In our study, the mean aPTT in all groups was within the normal range. This contrasts with our previous study, in which the aPTT in all groups was low to normal range [22]. Several publications have investigated the aPTT in COVID-19 patients. Prolonged aPTT may be secondary to antiphospholipid antibodies. Zuo et al. reported eight different antiphospholipid antibodies found in COVID-19 patients that might be responsible for prolonged aPTT [45]. Harzallah et al. reported that 45% of COVID-19 patients were found to be positive for lupus anticoagulant [46]. Lupus anticoagulant has been shown not to be associated with higher rates of venous thromboembolism [47]. Antiphospholipid antibodies may be detected in acute infection [48]. Therefore, the significance of these antibodies is still in question.

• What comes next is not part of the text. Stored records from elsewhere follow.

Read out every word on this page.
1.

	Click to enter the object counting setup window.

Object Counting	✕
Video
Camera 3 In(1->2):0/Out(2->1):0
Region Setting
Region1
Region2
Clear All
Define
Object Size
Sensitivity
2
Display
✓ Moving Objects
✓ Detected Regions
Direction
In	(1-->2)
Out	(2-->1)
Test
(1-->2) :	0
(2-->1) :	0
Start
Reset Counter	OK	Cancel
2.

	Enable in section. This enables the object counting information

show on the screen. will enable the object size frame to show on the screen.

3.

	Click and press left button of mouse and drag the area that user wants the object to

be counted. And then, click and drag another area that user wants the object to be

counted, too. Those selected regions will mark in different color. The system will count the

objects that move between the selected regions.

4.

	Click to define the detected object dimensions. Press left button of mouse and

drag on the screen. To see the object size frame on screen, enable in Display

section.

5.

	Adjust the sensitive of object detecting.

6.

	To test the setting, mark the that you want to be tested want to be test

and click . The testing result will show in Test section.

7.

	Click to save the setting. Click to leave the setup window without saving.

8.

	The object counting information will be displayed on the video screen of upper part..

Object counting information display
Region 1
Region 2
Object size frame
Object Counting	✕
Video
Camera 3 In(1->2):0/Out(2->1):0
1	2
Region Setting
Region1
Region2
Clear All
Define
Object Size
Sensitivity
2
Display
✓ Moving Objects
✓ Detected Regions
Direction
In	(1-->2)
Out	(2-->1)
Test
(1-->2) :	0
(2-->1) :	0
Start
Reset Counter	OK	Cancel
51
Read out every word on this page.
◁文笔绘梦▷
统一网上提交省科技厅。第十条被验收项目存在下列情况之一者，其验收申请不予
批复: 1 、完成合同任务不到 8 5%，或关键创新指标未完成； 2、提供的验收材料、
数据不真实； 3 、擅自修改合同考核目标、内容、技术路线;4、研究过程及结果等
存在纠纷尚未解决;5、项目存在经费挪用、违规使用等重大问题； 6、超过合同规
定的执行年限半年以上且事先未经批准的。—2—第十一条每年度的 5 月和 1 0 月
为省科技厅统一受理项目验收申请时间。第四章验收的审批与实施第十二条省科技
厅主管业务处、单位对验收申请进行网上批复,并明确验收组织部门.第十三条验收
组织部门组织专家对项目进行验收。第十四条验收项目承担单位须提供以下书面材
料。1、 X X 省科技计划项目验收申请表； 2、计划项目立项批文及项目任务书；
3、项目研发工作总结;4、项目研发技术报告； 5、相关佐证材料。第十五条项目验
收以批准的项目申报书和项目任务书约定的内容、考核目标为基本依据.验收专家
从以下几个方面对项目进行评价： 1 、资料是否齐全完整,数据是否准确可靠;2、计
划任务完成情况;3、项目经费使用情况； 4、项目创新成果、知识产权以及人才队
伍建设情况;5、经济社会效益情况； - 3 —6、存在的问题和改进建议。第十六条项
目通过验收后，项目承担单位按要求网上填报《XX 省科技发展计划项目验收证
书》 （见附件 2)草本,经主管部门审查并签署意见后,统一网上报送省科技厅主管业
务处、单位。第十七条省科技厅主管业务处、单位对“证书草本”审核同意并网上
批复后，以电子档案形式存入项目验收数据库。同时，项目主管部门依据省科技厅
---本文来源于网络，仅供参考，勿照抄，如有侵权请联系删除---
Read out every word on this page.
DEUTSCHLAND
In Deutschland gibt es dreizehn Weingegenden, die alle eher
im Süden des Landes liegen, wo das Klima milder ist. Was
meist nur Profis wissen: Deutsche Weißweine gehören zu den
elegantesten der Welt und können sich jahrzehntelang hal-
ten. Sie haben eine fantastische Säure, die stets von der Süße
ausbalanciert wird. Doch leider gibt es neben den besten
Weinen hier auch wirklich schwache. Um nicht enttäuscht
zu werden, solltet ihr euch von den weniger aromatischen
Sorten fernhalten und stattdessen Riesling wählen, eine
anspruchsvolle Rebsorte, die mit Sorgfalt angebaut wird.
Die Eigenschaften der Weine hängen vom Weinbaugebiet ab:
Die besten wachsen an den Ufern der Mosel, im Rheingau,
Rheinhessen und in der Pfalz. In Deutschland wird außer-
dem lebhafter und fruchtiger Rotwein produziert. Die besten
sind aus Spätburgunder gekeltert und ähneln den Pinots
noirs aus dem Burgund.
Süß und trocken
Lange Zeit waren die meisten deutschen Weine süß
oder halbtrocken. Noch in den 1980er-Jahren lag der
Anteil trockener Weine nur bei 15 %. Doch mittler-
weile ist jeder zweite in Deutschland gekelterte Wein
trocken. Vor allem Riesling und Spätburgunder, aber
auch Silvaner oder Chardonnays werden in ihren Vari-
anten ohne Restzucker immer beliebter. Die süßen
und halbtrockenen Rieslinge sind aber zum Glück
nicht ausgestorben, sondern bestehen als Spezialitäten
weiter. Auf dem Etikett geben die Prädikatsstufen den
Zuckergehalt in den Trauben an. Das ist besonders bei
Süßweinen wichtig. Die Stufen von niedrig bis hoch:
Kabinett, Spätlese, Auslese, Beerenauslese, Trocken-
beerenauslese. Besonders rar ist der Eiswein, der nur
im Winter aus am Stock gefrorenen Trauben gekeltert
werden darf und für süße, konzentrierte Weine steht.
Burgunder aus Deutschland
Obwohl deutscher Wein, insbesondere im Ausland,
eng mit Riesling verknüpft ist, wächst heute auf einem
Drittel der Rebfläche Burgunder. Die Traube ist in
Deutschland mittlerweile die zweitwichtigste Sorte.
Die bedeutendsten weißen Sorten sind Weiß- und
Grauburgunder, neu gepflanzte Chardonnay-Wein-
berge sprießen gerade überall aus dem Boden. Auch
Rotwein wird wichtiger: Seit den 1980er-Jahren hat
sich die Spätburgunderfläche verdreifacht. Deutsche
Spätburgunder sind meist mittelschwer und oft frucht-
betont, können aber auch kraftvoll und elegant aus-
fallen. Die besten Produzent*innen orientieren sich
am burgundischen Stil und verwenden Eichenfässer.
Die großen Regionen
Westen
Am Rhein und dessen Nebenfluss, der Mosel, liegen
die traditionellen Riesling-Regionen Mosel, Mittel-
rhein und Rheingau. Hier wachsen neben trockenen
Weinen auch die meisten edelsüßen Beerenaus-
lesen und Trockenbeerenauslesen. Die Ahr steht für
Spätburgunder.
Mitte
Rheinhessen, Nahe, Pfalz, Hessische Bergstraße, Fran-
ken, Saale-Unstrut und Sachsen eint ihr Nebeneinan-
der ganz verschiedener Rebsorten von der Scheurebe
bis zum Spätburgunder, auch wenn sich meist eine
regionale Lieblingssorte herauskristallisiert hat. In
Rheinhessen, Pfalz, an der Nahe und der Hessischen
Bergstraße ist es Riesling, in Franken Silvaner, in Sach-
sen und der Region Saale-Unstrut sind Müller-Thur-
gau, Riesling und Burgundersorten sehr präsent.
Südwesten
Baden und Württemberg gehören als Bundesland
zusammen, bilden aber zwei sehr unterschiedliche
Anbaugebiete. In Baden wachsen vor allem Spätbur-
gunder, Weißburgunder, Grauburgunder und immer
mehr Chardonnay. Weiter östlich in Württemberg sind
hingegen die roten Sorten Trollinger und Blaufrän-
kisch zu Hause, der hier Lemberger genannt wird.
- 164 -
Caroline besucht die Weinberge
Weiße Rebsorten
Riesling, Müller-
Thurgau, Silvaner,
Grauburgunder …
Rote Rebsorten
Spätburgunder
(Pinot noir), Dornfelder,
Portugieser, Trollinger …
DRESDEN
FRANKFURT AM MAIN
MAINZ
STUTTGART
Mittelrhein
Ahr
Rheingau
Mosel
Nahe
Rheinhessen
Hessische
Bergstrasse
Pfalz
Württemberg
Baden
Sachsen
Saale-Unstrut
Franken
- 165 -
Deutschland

Fibrinogen levels and C-reactive protein were elevated throughout all groups. This has been reported in previous studies [49]. The influenza group displayed a significantly lower fibrinogen level when compared to the other groups (p = 0.003). One study showed how inflammatory markers may be more associated with venous thromboembolism than the coagulation profile [50]. LDH was shown to be elevated in all groups and was significantly elevated in the influenza group (p < 0.001). Yet, no significant difference in venous thromboembolism rate was found. Elevated LDH has been reported to be linked to a poorer prognosis [51]. Although a significant increase in the ICU mortality rate was noted in the second wave of COVID-19 compared to the first (p = 0.047), the only significant difference in blood work was a significantly lower C-reactive protein level (p = 0.012).

A recent meta-analysis performed by Bhakta et al. [52] examined the rates of venous thromboembolism in Black/African American and White patients. It was concluded that there was no significant difference. Unfortunately, our study did not record the ethnicity of patients, but we would agree that this would be an interesting factor to record and would advise it to be included in future studies.

Venous thromboembolism was only recorded if confirmed by imaging. Imaging was performed only if clinically indicated. Therefore, undiagnosed venous thromboembolism would be excluded. One study has shown the rates of asymptomatic deep vein thrombosis and pulmonary embolism in hospitalised COVID-19 patients to be 25.5% and 24.3%, respectively [53]. This is a limitation of this study.

5. Conclusions

In conclusion, the COVID-19 pandemic has created a host of challenges to intensivists across the globe. Venous thromboembolism is no different. At our institution, the rates of venous thromboembolism in ICU in the first wave of COVID-19, the second wave of COVID-19, influenza, and community-acquired pneumonia were 10.91%, 13.69%, 13.33%, and 6.81%, respectively (p = 0.481). Similar to a previous study performed at our institution, venous thromboembolism occurred more frequently in critically ill patients with COVID-19 or influenza than in the non-viral group [22]. This difference was not significant. Evidence for anticoagulation strategies is still evolving, and further research is required [28]. The current literature does not advise therapeutic anticoagulation for thromboprophylaxis in ICU at this point in time [26,27]. Despite thromboprophylaxis, venous thromboembolism still occurred in our ICU. Venous thromboembolism remains an important differential to consider in the treatment of critically ill COVID-19 patients.